Greater operating efficiencies in the cards
In 2009, Indo Tambang Raya (ITMG) is set to enjoy greater cost savings and operating efficiencies as the company’s new coal-fired power plant will be operational by April 2009. This will be used to replace current generators that are running with diesel oil to supply electricity for conveyor belts in IMM port and crushing plant at East block. Total cost savings should be around USD2m per annum.

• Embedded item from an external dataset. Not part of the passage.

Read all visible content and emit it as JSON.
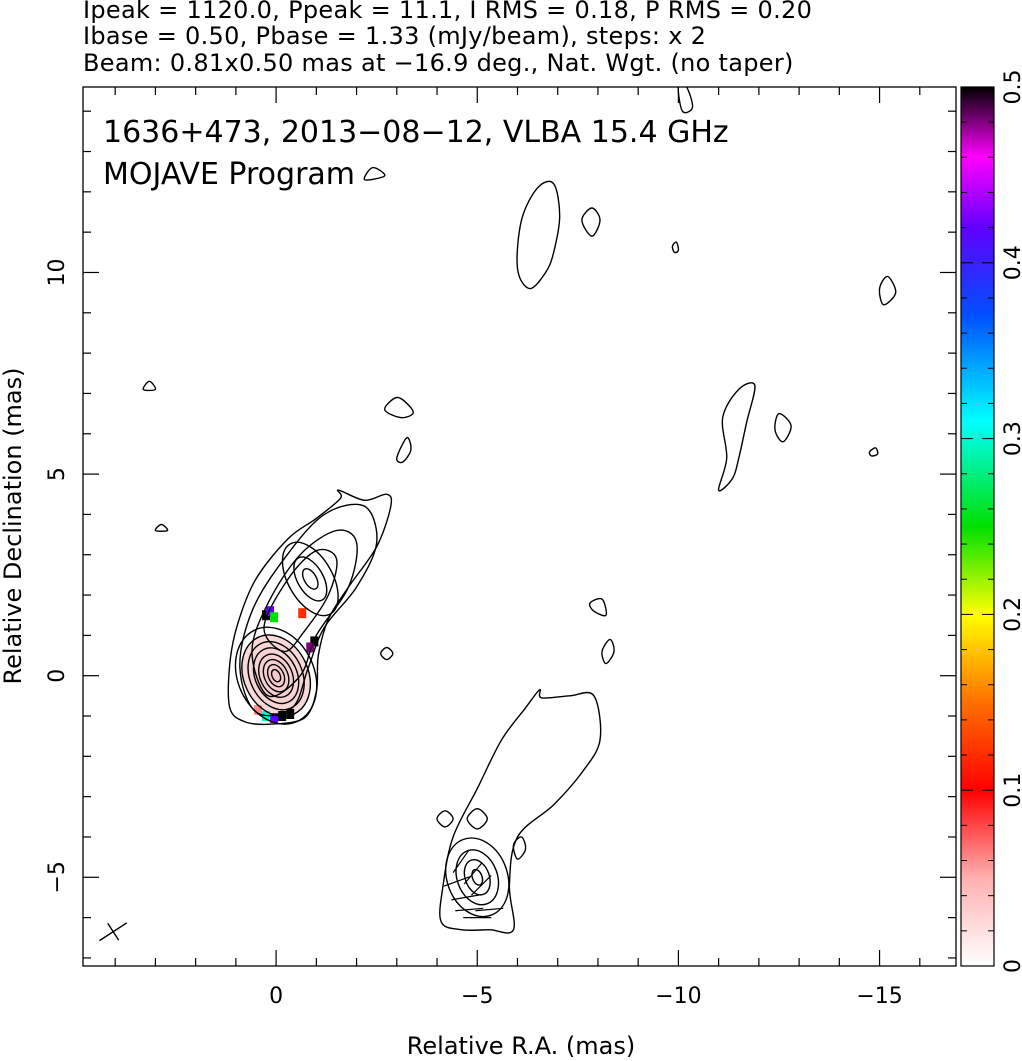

Lower than expected 2008 volume could continue into 2009
On a more negative note, ITMG did not reached its 19.5m tons sales target in 2008. However, with the actual number still undisclosed, we maintain our volume estimate at 18.6m tons. The lower sales realization than initial estimate was caused by weakening demand. Because slower demand is
likely to persist into 2009, we expect ITMG’s volume to remain stagnant at 18.6m tons, compared to the company’s 2009 target of 20.5m tons.
HOLD with TP of IDR8,900
We remain negative on the coal sector as we believe coal price will further come off, supported by recent news that South Korean utilities have drawn contracts with Australian coal producers at USD70/ton including freight costs. This coupled with possible disappointment on weaker than expected volumes, we rate ITMG a HOLD. Our DCF-based TP of IDR8,900 is derived using 17.7% WACC, 3% long-term growth rate and 8% risk premium.